Intimadas, as partes deixaram transcorrer in albis o prazo para apresentação de recurso.

Parecer ofertado pela 13ª Procuradoria de Justiça, pelo conhecimento e desprovimento da Remessa Necessária (Id. 14022553).

É o relatório.

VOTO


Preenchidos os requisitos de admissibilidade, conheço da Remessa Necessária.


O cerne da Remessa é a regularidade da concessão de bolsas de estudo ofertada pelo Município de São Miguel aos alunos que estejam regularmente matriculados em cursinho preparatório para ingresso na Universidade e Ensino Superior, de acordo com o dispositivo impugnado, Lei Municipal nº 18/2013.


No caso dos autos, tem-se que o programa de concessão de bolsas estudantis pelo Município de São Miguel possui amparo na Lei Municipal nº 18/2013 (Id. nº 12633805 – 16 a 18), cujos principais dispositivos seguem transcritos:


“Art. 1º Fica criado o Programa Municipal de Bolsa de Estudo, que tem por objetivo a concessão de bolsa de auxílio nanceiro para estudantes que estejam regularmente matriculados em cursinho preparatório para ingresso na Universidade e Ensino Superior, em instituições pública ou privada reconhecidas pelo Ministério da Educação e não sediadas no Município.

[...]

Art. 7º - O Município disponibilizará 100 bolsas de estudo, no valor de R$ 100,00 (cem reais) para os alunos selecionados conforme critérios pré-estabelecidos.

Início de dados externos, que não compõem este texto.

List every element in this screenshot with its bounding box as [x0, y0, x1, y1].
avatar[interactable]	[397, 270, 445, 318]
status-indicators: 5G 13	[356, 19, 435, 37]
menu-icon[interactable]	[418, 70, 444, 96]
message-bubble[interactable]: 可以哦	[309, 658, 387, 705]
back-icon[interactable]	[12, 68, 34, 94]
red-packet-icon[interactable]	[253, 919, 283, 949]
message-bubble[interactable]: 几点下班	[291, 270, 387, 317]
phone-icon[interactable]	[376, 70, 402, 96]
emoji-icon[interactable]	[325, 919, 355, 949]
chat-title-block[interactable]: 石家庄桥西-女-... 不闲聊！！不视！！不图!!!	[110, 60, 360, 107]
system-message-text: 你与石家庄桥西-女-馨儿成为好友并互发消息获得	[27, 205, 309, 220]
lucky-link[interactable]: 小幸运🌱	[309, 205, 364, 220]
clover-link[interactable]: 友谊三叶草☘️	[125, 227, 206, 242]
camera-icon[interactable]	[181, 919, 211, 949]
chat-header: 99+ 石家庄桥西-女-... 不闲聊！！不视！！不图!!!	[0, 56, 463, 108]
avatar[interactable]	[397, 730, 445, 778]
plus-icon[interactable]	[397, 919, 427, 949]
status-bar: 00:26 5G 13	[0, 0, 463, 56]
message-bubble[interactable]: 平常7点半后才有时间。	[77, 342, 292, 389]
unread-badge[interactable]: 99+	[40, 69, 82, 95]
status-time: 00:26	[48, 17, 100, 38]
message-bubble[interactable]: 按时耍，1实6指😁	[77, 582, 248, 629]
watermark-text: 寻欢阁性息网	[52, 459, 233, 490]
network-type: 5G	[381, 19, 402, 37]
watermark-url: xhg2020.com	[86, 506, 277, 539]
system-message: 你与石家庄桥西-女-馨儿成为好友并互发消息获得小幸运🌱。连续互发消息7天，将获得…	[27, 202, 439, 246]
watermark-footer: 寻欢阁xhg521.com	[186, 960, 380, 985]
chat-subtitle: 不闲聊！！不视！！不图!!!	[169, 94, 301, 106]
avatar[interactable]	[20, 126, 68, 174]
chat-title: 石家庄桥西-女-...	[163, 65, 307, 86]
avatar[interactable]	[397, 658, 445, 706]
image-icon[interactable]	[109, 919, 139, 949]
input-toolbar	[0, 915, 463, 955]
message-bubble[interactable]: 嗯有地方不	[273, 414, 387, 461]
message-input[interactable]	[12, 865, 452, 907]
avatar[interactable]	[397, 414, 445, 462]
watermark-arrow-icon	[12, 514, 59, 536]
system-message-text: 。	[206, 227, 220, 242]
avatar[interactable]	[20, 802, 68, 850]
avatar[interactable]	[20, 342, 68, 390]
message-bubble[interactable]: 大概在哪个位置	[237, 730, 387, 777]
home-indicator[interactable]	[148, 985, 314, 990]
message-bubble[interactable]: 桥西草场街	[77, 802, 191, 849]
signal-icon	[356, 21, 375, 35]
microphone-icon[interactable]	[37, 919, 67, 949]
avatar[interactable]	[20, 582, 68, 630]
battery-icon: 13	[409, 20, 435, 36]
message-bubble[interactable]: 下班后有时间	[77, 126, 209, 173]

§ 1º - A ajuda de custo mencionada no artigo anterior será repassada mensalmente com exceção do período de férias.

§ 2º - O benefício tem validade de um ano, podendo ser renovado a cada início do ano letivo.”


Possui como objetivo auxiliar financeiramente os alunos matriculados em estabelecimento de ensino situado fora do seu limite territorial, e que estejam matriculados em cursinhos preparatórios para ingresso na Universidade e Ensino Superior; ou seja, ato devidamente acobertado pelo determinado na Constituição Federal em seu Art. 23, V, vejamos:


“Art. 23. É competência comum da União, dos Estados, do Distrito Federal e dos Municípios:

[...]

V - proporcionar os meios de acesso à cultura, à educação, à ciência, à tecnologia, à pesquisa e à inovação;” (Destaques Nossos)


Temos, ainda, de acordo com a Constituição Federal no Art. 211, §2º, que os Municípios atuarão, prioritariamente, no ensino fundamental e educação infantil, possuindo a obrigatoriedade de assegurar em creches e pré-escola todas as crianças até cinco anos de idade.


Ocorre que, não obstante haver no dispositivo supratranscrito, certa restrição na concessão de bolsas para o ensino fundamental e médio, o Município não esta restrito somente a esses níveis educacionais, pois sua atuação não é exclusiva, visto que na organização dos sistemas de ensino há uma colaboração entre os entes da federação.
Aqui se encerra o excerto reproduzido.